Elle a estimé que, dans certaines conditions, le consentement du peuple sahraoui pourrait être présumé, même en l’absence d’une expression explicite. Selon la Cour, ce consentement implicite serait acceptable si les accords n’imposent aucune obligation au peuple sahraoui et s’ils lui confèrent des avantages précis, concrets, substantiels et vérifiables, découlant de l’exploitation de ses ressources naturelles. En d’autres termes, si les accords bénéficiaient véritablement au Sahara occidental sans créer de charges, un consentement implicite pourrait être considéré.
Or, en l’espèce, la CJUE a constaté que ces conditions n’étaient pas réunies. Les accords commerciaux de 2019, loin de conférer des avantages substantiels au peuple sahraoui, n’apportaient aucune contrepartie vérifiable à ce dernier. Les consultations menées par la Commission européenne et le Service européen pour l’action extérieure (SEAE) n’ont pas visé directement le peuple sahraoui mais plutôt les populations résidant sur le territoire, incluant des groupes n’appartenant pas au peuple sahraoui, dont une large partie vit en exil en Algérie depuis les années 1970.
Le Front Polisario : Représentant Légitime du Peuple Sahraoui
La CJUE a également clarifié le rôle du Front Polisario en tant qu’interlocuteur privilégié dans le processus international sous l’égide des Nations unies, visant à déterminer le futur statut du Sahara occidental. Elle a reconnu que le Front Polisario a la capacité de contester les décisions affectant le peuple sahraoui, réaffirmant ainsi son rôle en tant que représentant de ce dernier dans le cadre des accords internationaux.
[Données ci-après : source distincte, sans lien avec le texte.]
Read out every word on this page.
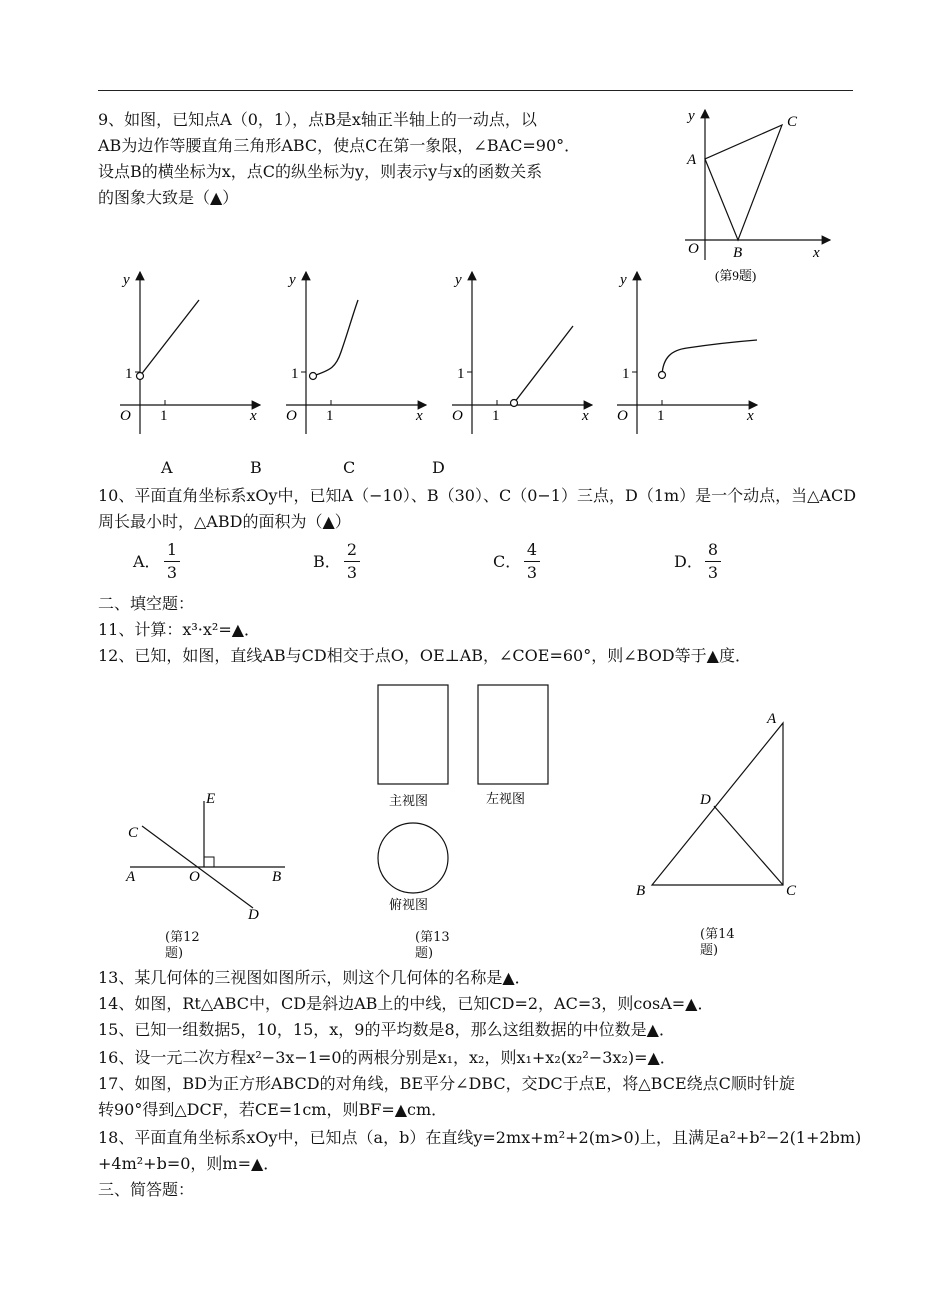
9、如图，已知点A（0，1），点B是x轴正半轴上的一动点，以
AB为边作等腰直角三角形ABC，使点C在第一象限，∠BAC=90°．
设点B的横坐标为x，点C的纵坐标为y，则表示y与x的函数关系
的图象大致是（▲）
y
x
A
B
C
O
(第9题)
y
x
O
1
1
y
x
O
1
1
y
x
O
1
1
y
x
O
1
1
A	B	C	D
10、平面直角坐标系xOy中，已知A（−10）、B（30）、C（0−1）三点，D（1m）是一个动点，当△ACD
周长最小时，△ABD的面积为（▲）
A．
1
3
B．
2
3
C．
4
3
D．
8
3
二、填空题：
11、计算：x³·x²=▲．
12、已知，如图，直线AB与CD相交于点O，OE⊥AB，∠COE=60°，则∠BOD等于▲度．
E
C
A	O	B
D
(第12
题)
主视图	左视图
俯视图
(第13
题)
A
D
B	C
(第14
题)
13、某几何体的三视图如图所示，则这个几何体的名称是▲．
14、如图，Rt△ABC中，CD是斜边AB上的中线，已知CD=2，AC=3，则cosA=▲．
15、已知一组数据5，10，15，x，9的平均数是8，那么这组数据的中位数是▲．
16、设一元二次方程x²−3x−1=0的两根分别是x₁，x₂，则x₁+x₂(x₂²−3x₂)=▲．
17、如图，BD为正方形ABCD的对角线，BE平分∠DBC，交DC于点E，将△BCE绕点C顺时针旋
转90°得到△DCF，若CE=1cm，则BF=▲cm．
18、平面直角坐标系xOy中，已知点（a，b）在直线y=2mx+m²+2(m>0)上，且满足a²+b²−2(1+2bm)
+4m²+b=0，则m=▲．
三、简答题：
Une Résonance Juridique et Politique
Cette décision, d’une importance capitale, renforce les principes fondamentaux du droit international, notamment le respect de l’autodétermination des peuples et l’effet relatif des traités. Elle met en lumière l’incompatibilité des accords commerciaux entre l’UE et le Maroc avec les droits du peuple sahraoui, tant qu’un consentement clair ou présumé ne peut être établi selon les critères stricts définis par la Cour.
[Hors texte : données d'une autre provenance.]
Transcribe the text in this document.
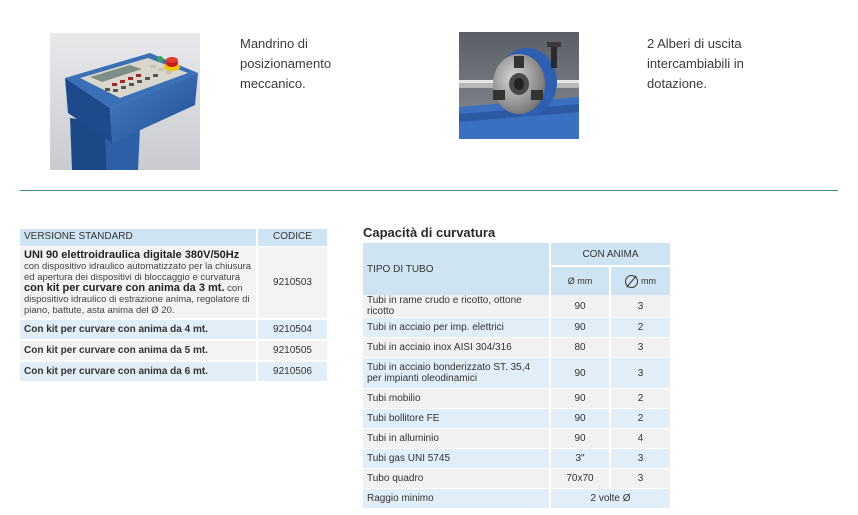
Mandrino di
posizionamento
meccanico.
2 Alberi di uscita
intercambiabili in
dotazione.
VERSIONE STANDARD	CODICE

UNI 90 elettroidraulica digitale 380V/50Hz
con dispositivo idraulico automatizzato per la chiusura ed apertura dei dispositivi di bloccaggio e curvatura con kit per curvare con anima da 3 mt. con dispositivo idraulico di estrazione anima, regolatore di piano, battute, asta anima del Ø 20.	9210503
Con kit per curvare con anima da 4 mt.	9210504
Con kit per curvare con anima da 5 mt.	9210505
Con kit per curvare con anima da 6 mt.	9210506
Capacità di curvatura
TIPO DI TUBO	CON ANIMA	
	Ø mm	mm
Tubi in rame crudo e ricotto, ottone ricotto	90	3
Tubi in acciaio per imp. elettrici	90	2
Tubi in acciaio inox AISI 304/316	80	3

Tubi in acciaio bonderizzato ST. 35,4
per impianti oleodinamici	90	3
Tubi mobilio	90	2
Tubi bollitore FE	90	2
Tubi in alluminio	90	4
Tubi gas UNI 5745	3"	3
Tubo quadro	70x70	3
Raggio minimo	2 volte Ø	
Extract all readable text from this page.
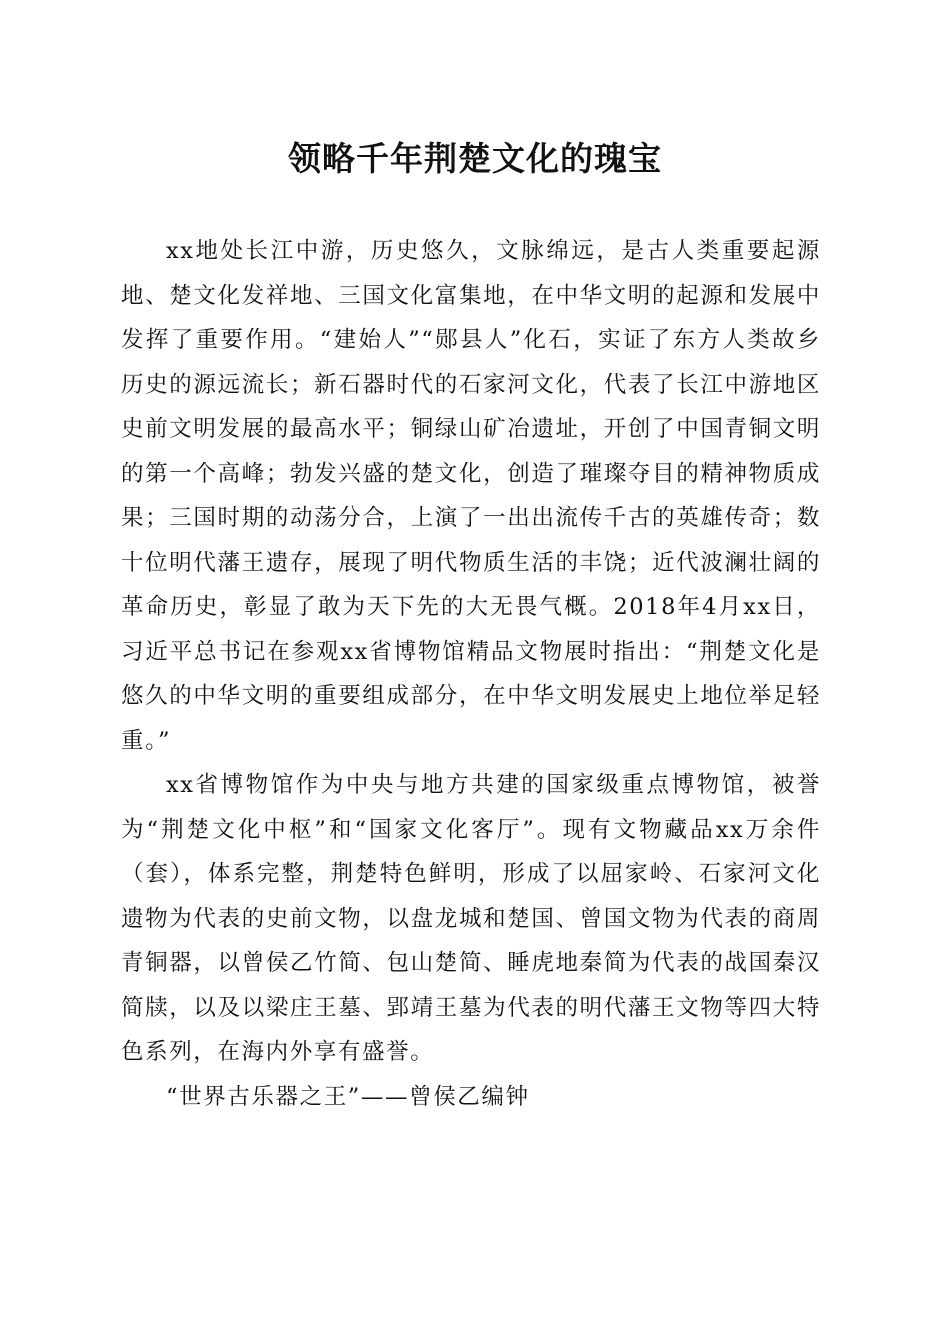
领略千年荆楚文化的瑰宝

xx地处长江中游，历史悠久，文脉绵远，是古人类重要起源地、楚文化发祥地、三国文化富集地，在中华文明的起源和发展中发挥了重要作用。“建始人”“郧县人”化石，实证了东方人类故乡历史的源远流长；新石器时代的石家河文化，代表了长江中游地区史前文明发展的最高水平；铜绿山矿冶遗址，开创了中国青铜文明的第一个高峰；勃发兴盛的楚文化，创造了璀璨夺目的精神物质成果；三国时期的动荡分合，上演了一出出流传千古的英雄传奇；数十位明代藩王遗存，展现了明代物质生活的丰饶；近代波澜壮阔的革命历史，彰显了敢为天下先的大无畏气概。2018年4月xx日，习近平总书记在参观xx省博物馆精品文物展时指出：“荆楚文化是悠久的中华文明的重要组成部分，在中华文明发展史上地位举足轻重。”

xx省博物馆作为中央与地方共建的国家级重点博物馆，被誉为“荆楚文化中枢”和“国家文化客厅”。现有文物藏品xx万余件（套），体系完整，荆楚特色鲜明，形成了以屈家岭、石家河文化遗物为代表的史前文物，以盘龙城和楚国、曾国文物为代表的商周青铜器，以曾侯乙竹简、包山楚简、睡虎地秦简为代表的战国秦汉简牍，以及以梁庄王墓、郢靖王墓为代表的明代藩王文物等四大特色系列，在海内外享有盛誉。

“世界古乐器之王”——曾侯乙编钟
En rejetant les pourvois, la CJUE envoie un message fort : l’exploitation des ressources du Sahara occidental ne peut se faire sans le consentement direct ou, à défaut, un avantage net pour le peuple sahraoui. Cette décision pourrait marquer un tournant dans la relation commerciale entre l’UE et le Maroc, mais aussi dans les négociations autour de l’avenir du Sahara occidental, territoire toujours en quête de son autodétermination.
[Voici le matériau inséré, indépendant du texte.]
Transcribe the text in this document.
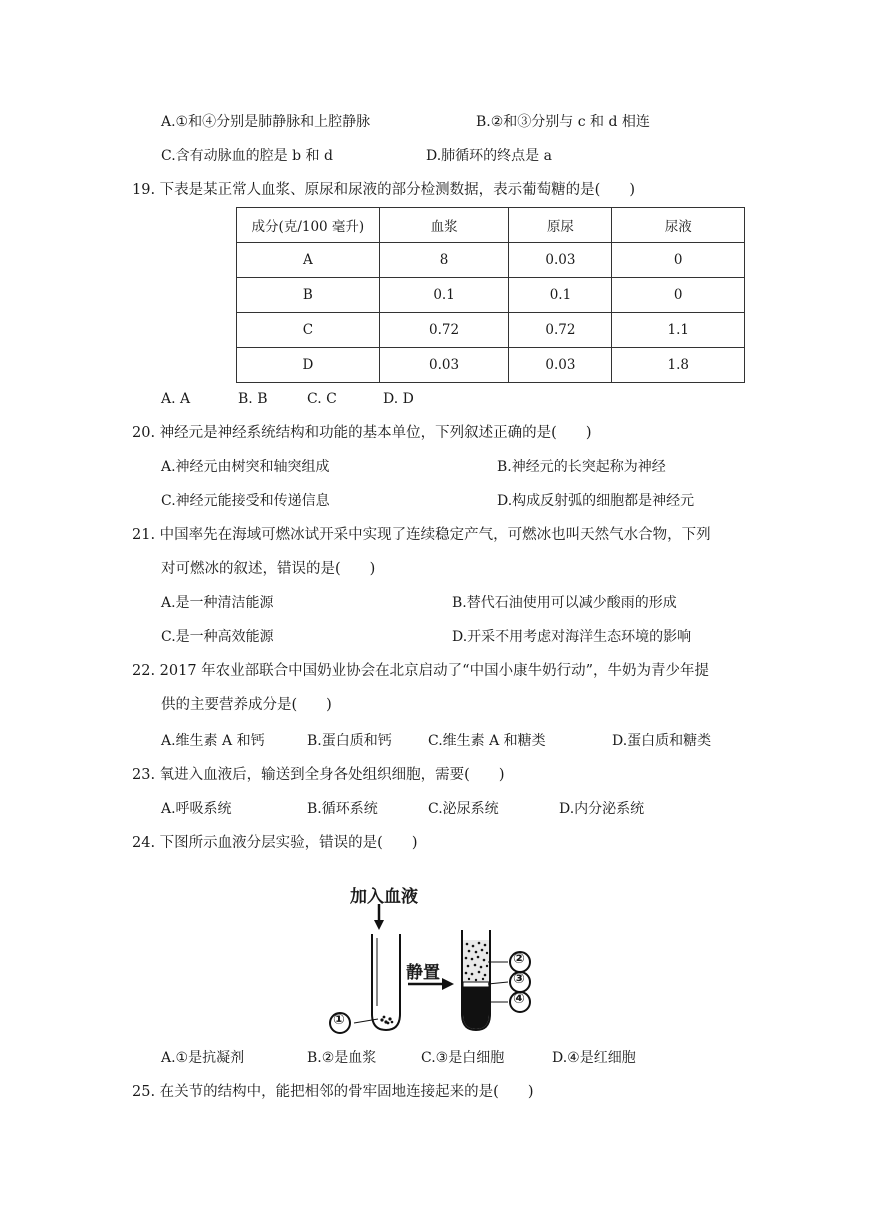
A.①和④分别是肺静脉和上腔静脉	B.②和③分别与 c 和 d 相连
C.含有动脉血的腔是 b 和 d	D.肺循环的终点是 a
19. 下表是某正常人血浆、原尿和尿液的部分检测数据，表示葡萄糖的是(　　)
成分(克/100 毫升)	血浆	原尿	尿液
A	8	0.03	0
B	0.1	0.1	0
C	0.72	0.72	1.1
D	0.03	0.03	1.8
A. A	B. B	C. C	D. D
20. 神经元是神经系统结构和功能的基本单位，下列叙述正确的是(　　)
A.神经元由树突和轴突组成	B.神经元的长突起称为神经
C.神经元能接受和传递信息	D.构成反射弧的细胞都是神经元
21. 中国率先在海域可燃冰试开采中实现了连续稳定产气，可燃冰也叫天然气水合物，下列
对可燃冰的叙述，错误的是(　　)
A.是一种清洁能源	B.替代石油使用可以减少酸雨的形成
C.是一种高效能源	D.开采不用考虑对海洋生态环境的影响
22. 2017 年农业部联合中国奶业协会在北京启动了“中国小康牛奶行动”，牛奶为青少年提
供的主要营养成分是(　　)
A.维生素 A 和钙	B.蛋白质和钙	C.维生素 A 和糖类	D.蛋白质和糖类
23. 氧进入血液后，输送到全身各处组织细胞，需要(　　)
A.呼吸系统	B.循环系统	C.泌尿系统	D.内分泌系统
24. 下图所示血液分层实验，错误的是(　　)
加入血液
静置
①
②
③
④
A.①是抗凝剂	B.②是血浆	C.③是白细胞	D.④是红细胞
25. 在关节的结构中，能把相邻的骨牢固地连接起来的是(　　)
La Justice au Service de l’Autodétermination
Ce jugement de la CJUE rappelle aux institutions européennes et internationales que les principes de justice, de légalité et de droit des peuples ne peuvent être compromis, même au nom d’accords commerciaux. Le consentement du peuple sahraoui, explicite ou présumé, est désormais une condition impérative et incontournable pour toute future entente portant sur les ressources naturelles du Sahara occidental.